Dynamics of Laminar Premixed Flames Forced by Harmonic Velocity Disturbances

This paper describes the dynamics of constant-burning-velocity premixed flames responding to harmonic velocity disturbances. Results are derived from analytical and computational solutions of the nonlinear G equation and compared with available experimental data. It is shown that the flame dynamics are controlled by the superposition of two waves propagating along the flame sheet: those originating at the flame-anchoring point and from flow nommiformities; along the flame. They may either constructively or destructively superpose, and so the overall linear flame response depends upon two Strouhal numbers, St(2) and St(c), related to the amount of time taken for a flow (St(c)) and flame-front (St(2)) disturbance to propagate the flame length, normalized by the acoustic period.
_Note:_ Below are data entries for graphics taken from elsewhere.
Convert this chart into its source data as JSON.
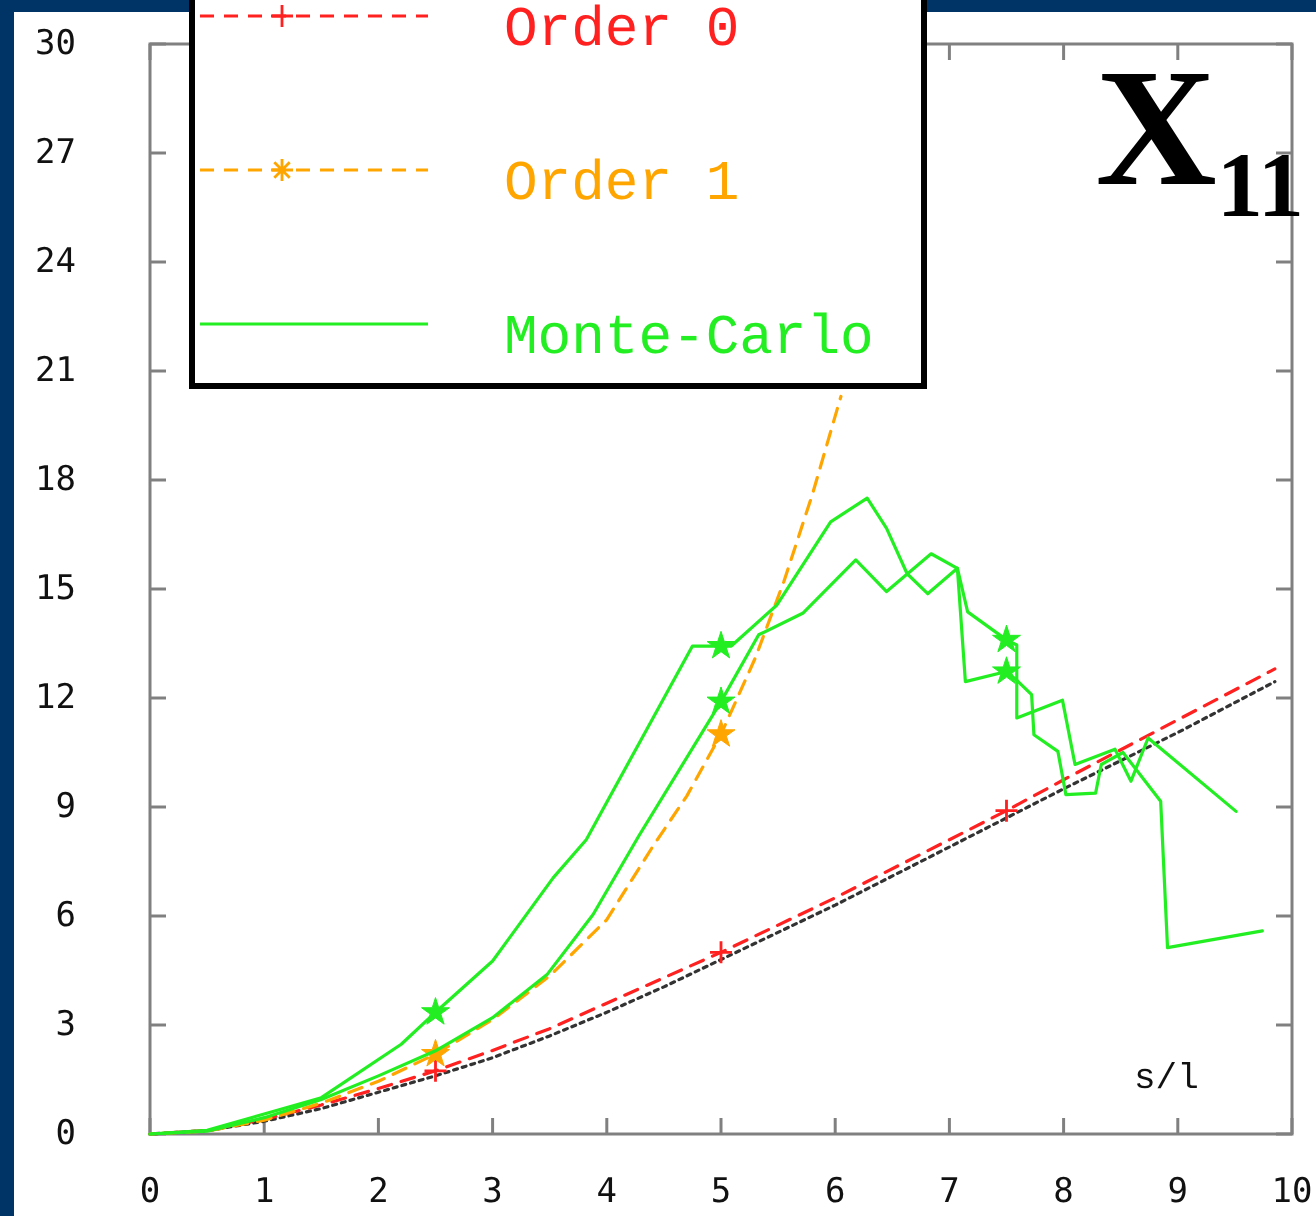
{
  "chart_data": {
    "type": "line",
    "title": "X$_{11}$",
    "xlabel": "s/l",
    "xlim": [
      0,
      10
    ],
    "ylim": [
      0,
      30
    ],
    "xticks": [
      0,
      1,
      2,
      3,
      4,
      5,
      6,
      7,
      8,
      9,
      10
    ],
    "yticks": [
      0,
      3,
      6,
      9,
      12,
      15,
      18,
      21,
      24,
      27,
      30
    ],
    "legend": "top left",
    "series": [
      {
        "color": "#333333",
        "line_style": "dotted",
        "x": [
          0,
          0.5,
          1,
          1.5,
          2,
          2.5,
          3,
          3.5,
          4,
          4.5,
          5,
          6,
          7,
          7.5,
          8,
          9,
          9.85
        ],
        "values": [
          0,
          0.09,
          0.35,
          0.7,
          1.15,
          1.6,
          2.1,
          2.7,
          3.35,
          4.05,
          4.8,
          6.3,
          7.9,
          8.7,
          9.5,
          11.05,
          12.45
        ]
      },
      {
        "name": "Order 0",
        "color": "#ff2020",
        "line_style": "dashed",
        "x": [
          0,
          0.5,
          1,
          1.5,
          2,
          2.5,
          3,
          3.5,
          4,
          4.5,
          5,
          6,
          7,
          7.5,
          8,
          9,
          9.85
        ],
        "values": [
          0,
          0.1,
          0.4,
          0.8,
          1.25,
          1.74,
          2.3,
          2.9,
          3.6,
          4.3,
          5.0,
          6.5,
          8.1,
          8.9,
          9.75,
          11.4,
          12.8
        ]
      },
      {
        "type": "scatter",
        "color": "#ff2020",
        "marker": "cross",
        "x": [
          2.5,
          5,
          7.5
        ],
        "values": [
          1.74,
          5.0,
          8.9
        ]
      },
      {
        "name": "Order 1",
        "color": "#ffa500",
        "line_style": "dashed",
        "x": [
          0,
          0.5,
          1,
          1.5,
          2,
          2.5,
          3,
          3.5,
          4,
          4.4,
          4.7,
          5,
          5.3,
          5.55,
          5.8,
          6.05
        ],
        "values": [
          0,
          0.08,
          0.38,
          0.85,
          1.45,
          2.2,
          3.15,
          4.35,
          5.9,
          7.9,
          9.3,
          11.0,
          13.1,
          15.2,
          17.6,
          20.3
        ]
      },
      {
        "type": "scatter",
        "color": "#ffa500",
        "marker": "star",
        "x": [
          2.5,
          5
        ],
        "values": [
          2.2,
          11.0
        ]
      },
      {
        "name": "Monte-Carlo",
        "color": "#22ee22",
        "line_style": "solid",
        "x": [
          0,
          0.5,
          1,
          1.5,
          2.2,
          2.5,
          3,
          3.53,
          3.82,
          4.34,
          4.75,
          5.09,
          5.49,
          5.96,
          6.28,
          6.45,
          6.63,
          6.81,
          7.07,
          7.16,
          7.5,
          7.59,
          7.59,
          7.99,
          8.1,
          8.45,
          8.59,
          8.74,
          9.51
        ],
        "values": [
          0,
          0.1,
          0.55,
          1.0,
          2.47,
          3.35,
          4.76,
          7.05,
          8.1,
          11.08,
          13.43,
          13.43,
          14.56,
          16.85,
          17.5,
          16.67,
          15.42,
          14.87,
          15.57,
          14.37,
          13.6,
          13.46,
          11.45,
          11.94,
          10.17,
          10.59,
          9.71,
          10.9,
          8.88
        ]
      },
      {
        "color": "#22ee22",
        "line_style": "solid",
        "x": [
          0,
          0.5,
          1,
          1.5,
          2,
          2.5,
          3,
          3.48,
          3.88,
          4.28,
          5,
          5.33,
          5.72,
          6.18,
          6.45,
          6.84,
          7.07,
          7.14,
          7.5,
          7.6,
          7.72,
          7.74,
          7.95,
          8.02,
          8.28,
          8.33,
          8.52,
          8.85,
          8.91,
          9.74
        ],
        "values": [
          0,
          0.08,
          0.45,
          0.95,
          1.6,
          2.29,
          3.2,
          4.4,
          6.04,
          8.2,
          11.9,
          13.74,
          14.34,
          15.8,
          14.93,
          15.97,
          15.57,
          12.45,
          12.73,
          12.46,
          12.09,
          10.99,
          10.53,
          9.34,
          9.38,
          10.17,
          10.5,
          9.16,
          5.13,
          5.59
        ]
      },
      {
        "type": "scatter",
        "color": "#22ee22",
        "marker": "star",
        "x": [
          2.5,
          5,
          5,
          7.5,
          7.5
        ],
        "values": [
          3.35,
          13.43,
          11.9,
          13.6,
          12.73
        ]
      }
    ]
  }
}
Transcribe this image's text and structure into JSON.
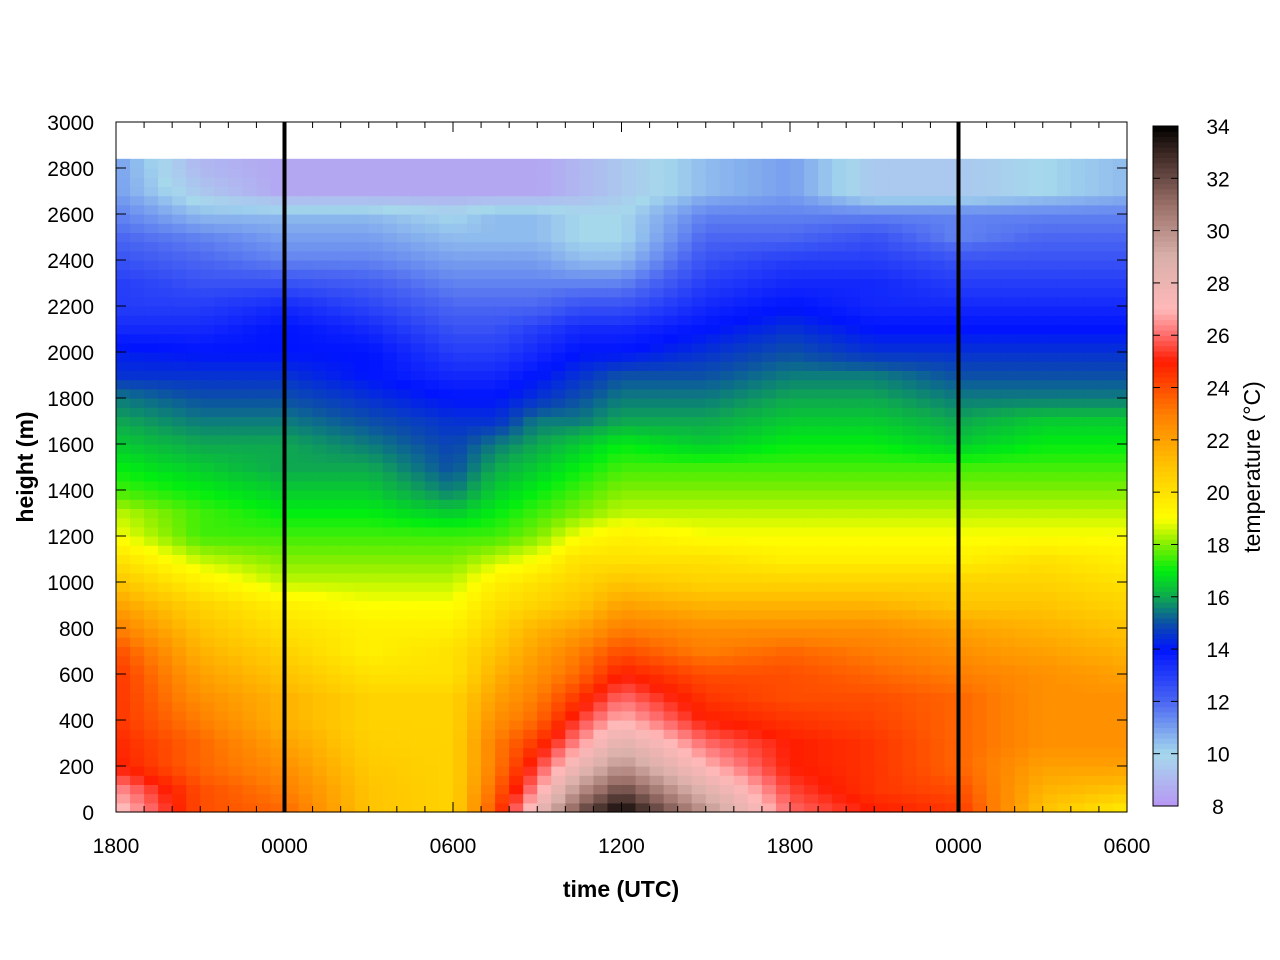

The nonlinear flame response is controlled by flame propagation normal to itself, which smoothens out the wrinkles induced by the forcing at an amplitude-dependent rate. The flame's nonlinear response is shown to exhibit two qualitatively different behaviors. For parameter values at which these disturbances constructively interfere, the nonlinear flame response saturates. When the flame disturbances destructively interfere, the nonlinear transfer function may actually exceed its linear value before saturating. This result explains experimentally observed variations of the nonlinear flame response with frequency.